Service-level agreements (SLAs)
SLAs can be strict, legally bound, contractual agreements, or assumed expectations of availability by customers. Service metrics typically focus on service throughput, capacity, and availability, all of which can be measured in various ways. Regardless of the specific metrics that make up the SLA, failure to meet the SLA can have serious financial ramifications for the service provider. A common component of service agreements is guaranteed financial reimbursement for missed SLAs.
Service-level objectives (SLO) are the values of target metrics that are used to measure performance, reliability, or availability. These could be metrics defining the performance of request processing in milliseconds, the availability of services in minutes per month, or the number of requests processed per hour. By evaluating the metrics exposed by your application and understanding what customers use as a measure of quality, you can define the acceptable and unacceptable ranges for these SLOs. By defining these objectives, you clearly set goals and expectations with both the teams supporting the services and customers who are consuming these services. These SLOs will be used to determine if your overall SLA is being met.

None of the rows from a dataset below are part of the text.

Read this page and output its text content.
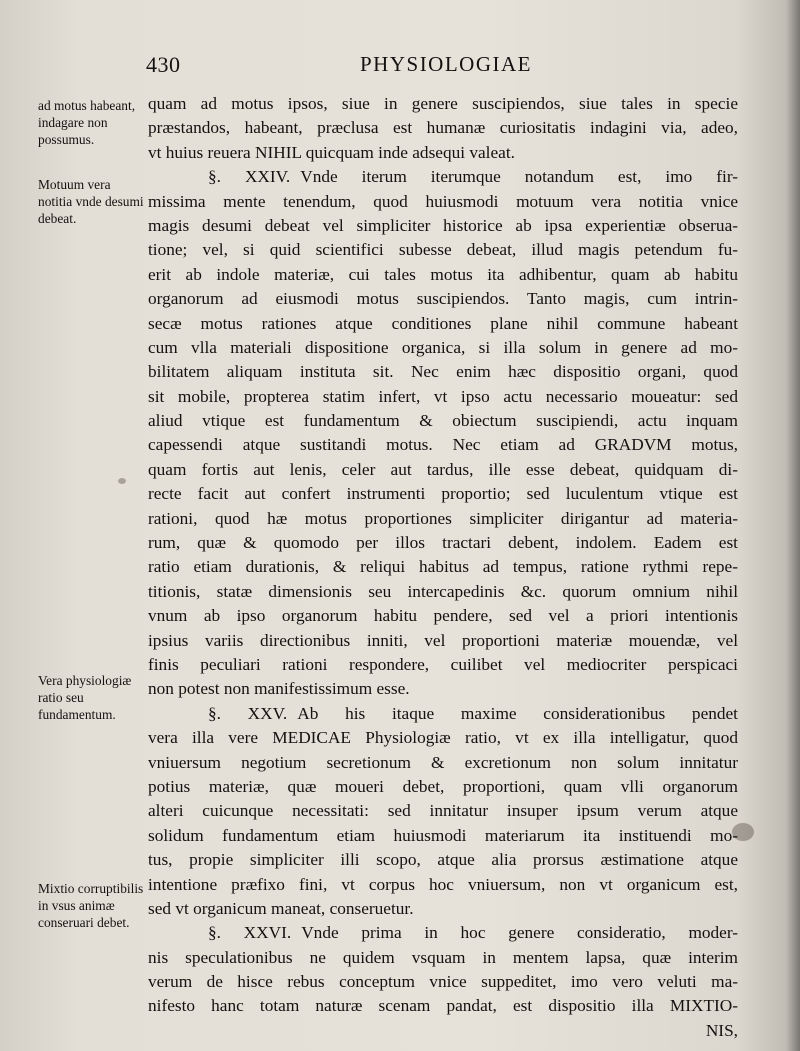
430	PHYSIOLOGIAE

ad motus habeant, indagare non possumus.

Motuum vera notitia vnde desumi debeat.

Vera physiologiæ ratio seu fundamentum.

Mixtio corruptibilis in vsus animæ conseruari debet.

quam ad motus ipsos, siue in genere suscipiendos, siue tales in specie
præstandos, habeant, præclusa est humanæ curiositatis indagini via, adeo,
vt huius reuera NIHIL quicquam inde adsequi valeat.
§. XXIV. Vnde iterum iterumque notandum est, imo fir-
missima mente tenendum, quod huiusmodi motuum vera notitia vnice
magis desumi debeat vel simpliciter historice ab ipsa experientiæ obserua-
tione; vel, si quid scientifici subesse debeat, illud magis petendum fu-
erit ab indole materiæ, cui tales motus ita adhibentur, quam ab habitu
organorum ad eiusmodi motus suscipiendos. Tanto magis, cum intrin-
secæ motus rationes atque conditiones plane nihil commune habeant
cum vlla materiali dispositione organica, si illa solum in genere ad mo-
bilitatem aliquam instituta sit. Nec enim hæc dispositio organi, quod
sit mobile, propterea statim infert, vt ipso actu necessario moueatur: sed
aliud vtique est fundamentum & obiectum suscipiendi, actu inquam
capessendi atque sustitandi motus. Nec etiam ad GRADVM motus,
quam fortis aut lenis, celer aut tardus, ille esse debeat, quidquam di-
recte facit aut confert instrumenti proportio; sed luculentum vtique est
rationi, quod hæ motus proportiones simpliciter dirigantur ad materia-
rum, quæ & quomodo per illos tractari debent, indolem. Eadem est
ratio etiam durationis, & reliqui habitus ad tempus, ratione rythmi repe-
titionis, statæ dimensionis seu intercapedinis &c. quorum omnium nihil
vnum ab ipso organorum habitu pendere, sed vel a priori intentionis
ipsius variis directionibus inniti, vel proportioni materiæ mouendæ, vel
finis peculiari rationi respondere, cuilibet vel mediocriter perspicaci
non potest non manifestissimum esse.
§. XXV. Ab his itaque maxime considerationibus pendet
vera illa vere MEDICAE Physiologiæ ratio, vt ex illa intelligatur, quod
vniuersum negotium secretionum & excretionum non solum innitatur
potius materiæ, quæ moueri debet, proportioni, quam vlli organorum
alteri cuicunque necessitati: sed innitatur insuper ipsum verum atque
solidum fundamentum etiam huiusmodi materiarum ita instituendi mo-
tus, propie simpliciter illi scopo, atque alia prorsus æstimatione atque
intentione præfixo fini, vt corpus hoc vniuersum, non vt organicum est,
sed vt organicum maneat, conseruetur.
§. XXVI. Vnde prima in hoc genere consideratio, moder-
nis speculationibus ne quidem vsquam in mentem lapsa, quæ interim
verum de hisce rebus conceptum vnice suppeditet, imo vero veluti ma-
nifesto hanc totam naturæ scenam pandat, est dispositio illa MIXTIO-
NIS,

The following table shows the potential cumulative downtime for various SLA levels.
|SLA||Downtime per week||Downtime per month||Downtime per year|
|99%||1.68 hours||7.2 hours||3.65 days|
|99.9%||10.1 minutes||43.2 minutes||8.76 hours|
|99.95%||5 minutes||21.6 minutes||4.38 hours|
|99.99%||1.01 minutes||4.32 minutes||52.56 minutes|
|99.999%||6 seconds||25.9 seconds||5.26 minutes|
Of course, higher availability is better, everything else being equal. But as you strive for more 9s, the cost and complexity to achieve that level of availability grows. An uptime of 99.99% translates to about 5 minutes of total downtime per month. Is it worth the additional complexity and cost to reach five 9s? The answer depends on the business requirements.
Here are some other considerations when defining an SLA:
- To achieve four 9's (99.99%), you probably can't rely on manual intervention to recover from failures. The application must be self-diagnosing and self-healing.
- Beyond four 9's, it is challenging to detect outages quickly enough to meet the SLA.
- Think about the time window that your SLA is measured against. The smaller the window, the tighter the tolerances. It probably doesn't make sense to define your SLA in terms of hourly or daily uptime.
Identifying SLAs is an important first step when determining the high availability capabilities that your architecture will require. These will help shape the methods you'll use to make your application highly available.